Ma c’è anche invece chi fa le cose in grande. Dal 2011, in Alto Adige, c’è il progetto Regiograno che ha l’obiettivo di rilanciare la coltivazione cerealicola laddove, nel 1900, si potevano contare quasi a 30 mila ettari di coltivi a cereali. Oggi, nel ventesimo compleanno dell’iniziativa, gli agricoltori che hanno aderito sono 56, tra Val Venosta, Val Pusteria, Val d’Isarco e monte Zoccolo, arrivando a coprire una superficie di quasi circa 93 ettari, di cui 64,5 riservati alla segale.

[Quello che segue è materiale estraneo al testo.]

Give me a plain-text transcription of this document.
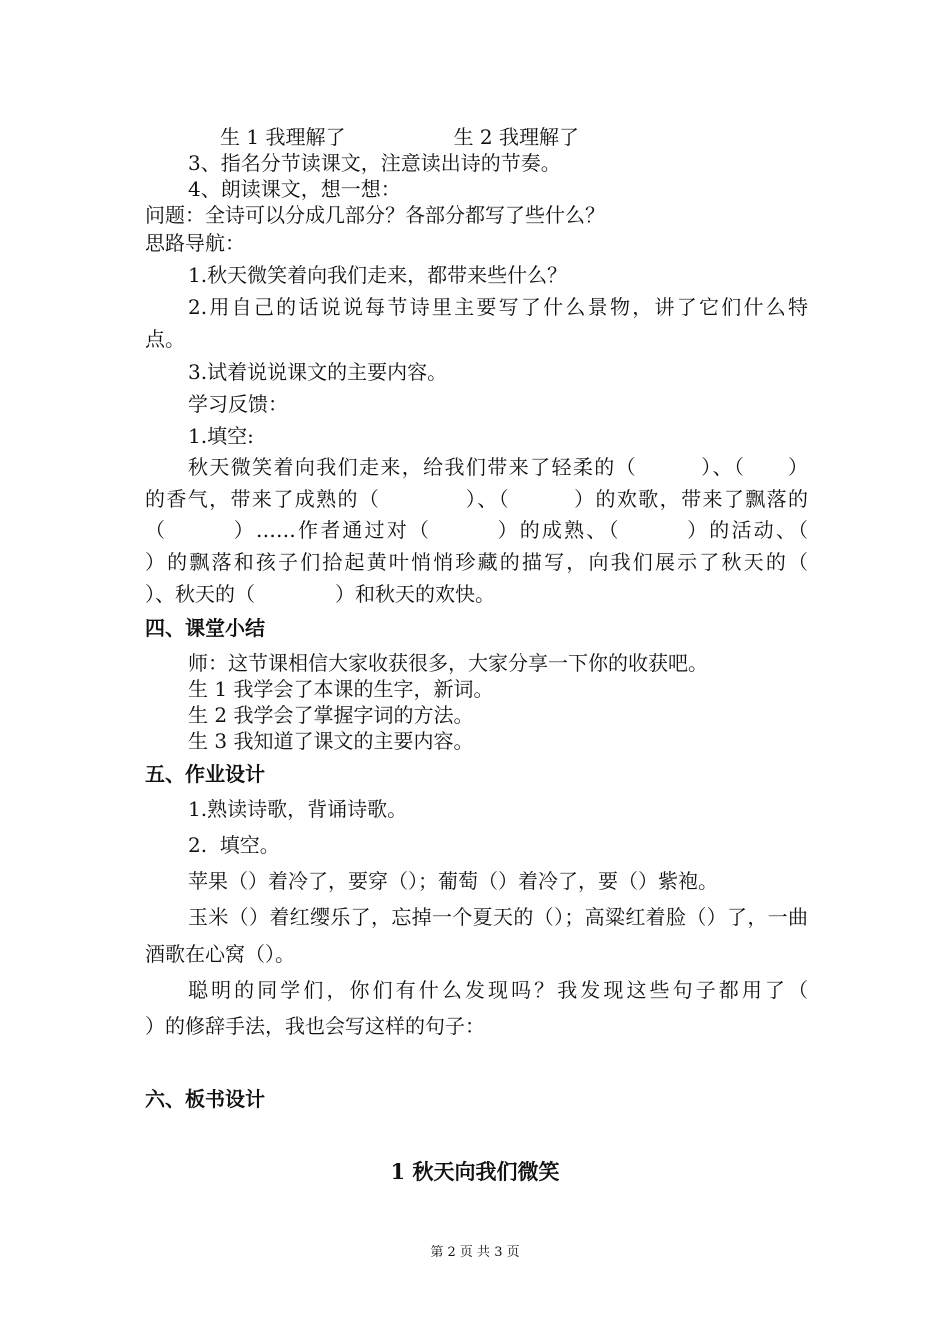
生 1 我理解了                 生 2 我理解了
3、指名分节读课文，注意读出诗的节奏。
4、朗读课文，想一想：
问题：全诗可以分成几部分？各部分都写了些什么？
思路导航：
1.秋天微笑着向我们走来，都带来些什么？
2.用自己的话说说每节诗里主要写了什么景物，讲了它们什么特
点。
3.试着说说课文的主要内容。
学习反馈：
1.填空:
秋天微笑着向我们走来，给我们带来了轻柔的（　　　）、（　　）
的香气，带来了成熟的（　　　　）、（　　　）的欢歌，带来了飘落的
（　　　）……作者通过对（　　　）的成熟、（　　　）的活动、（
）的飘落和孩子们拾起黄叶悄悄珍藏的描写，向我们展示了秋天的（
）、秋天的（　　　　）和秋天的欢快。
四、课堂小结
师：这节课相信大家收获很多，大家分享一下你的收获吧。
生 1 我学会了本课的生字，新词。
生 2 我学会了掌握字词的方法。
生 3 我知道了课文的主要内容。
五、作业设计
1.熟读诗歌，背诵诗歌。
2.  填空。
苹果（）着冷了，要穿（）；葡萄（）着冷了，要（）紫袍。
玉米（）着红缨乐了，忘掉一个夏天的（）；高粱红着脸（）了，一曲
酒歌在心窝（）。
聪明的同学们，你们有什么发现吗？我发现这些句子都用了（
）的修辞手法，我也会写这样的句子：
六、板书设计
1 秋天向我们微笑
第 2 页 共 3 页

Tutto è macinato al Molino Merano che per farlo (ogni anno riceve circa 350 tonnellate di cereali) ha predisposto un molino ad hoc. Fra i 56 agricoltori, alcuni, come Anna Folie del Maso Sockerhof o Christian Stecher del Maso Spanglerhof, entrambi a Malles, hanno ripreso da un paio di anni la coltivazione della segale per utilizzare la tecnica della rotazione delle colture.
Fabian Plattner del Maso Haflingerhof a San Genesio invece, ha ricominciato a coltivare una varietà che si coltivava già un’ottantina di anni fa. In mezzo alle spiche ci porta i bambini (il maso è certificato come maso di insegnamento) che così capiscono che prima del pane c’è il grano.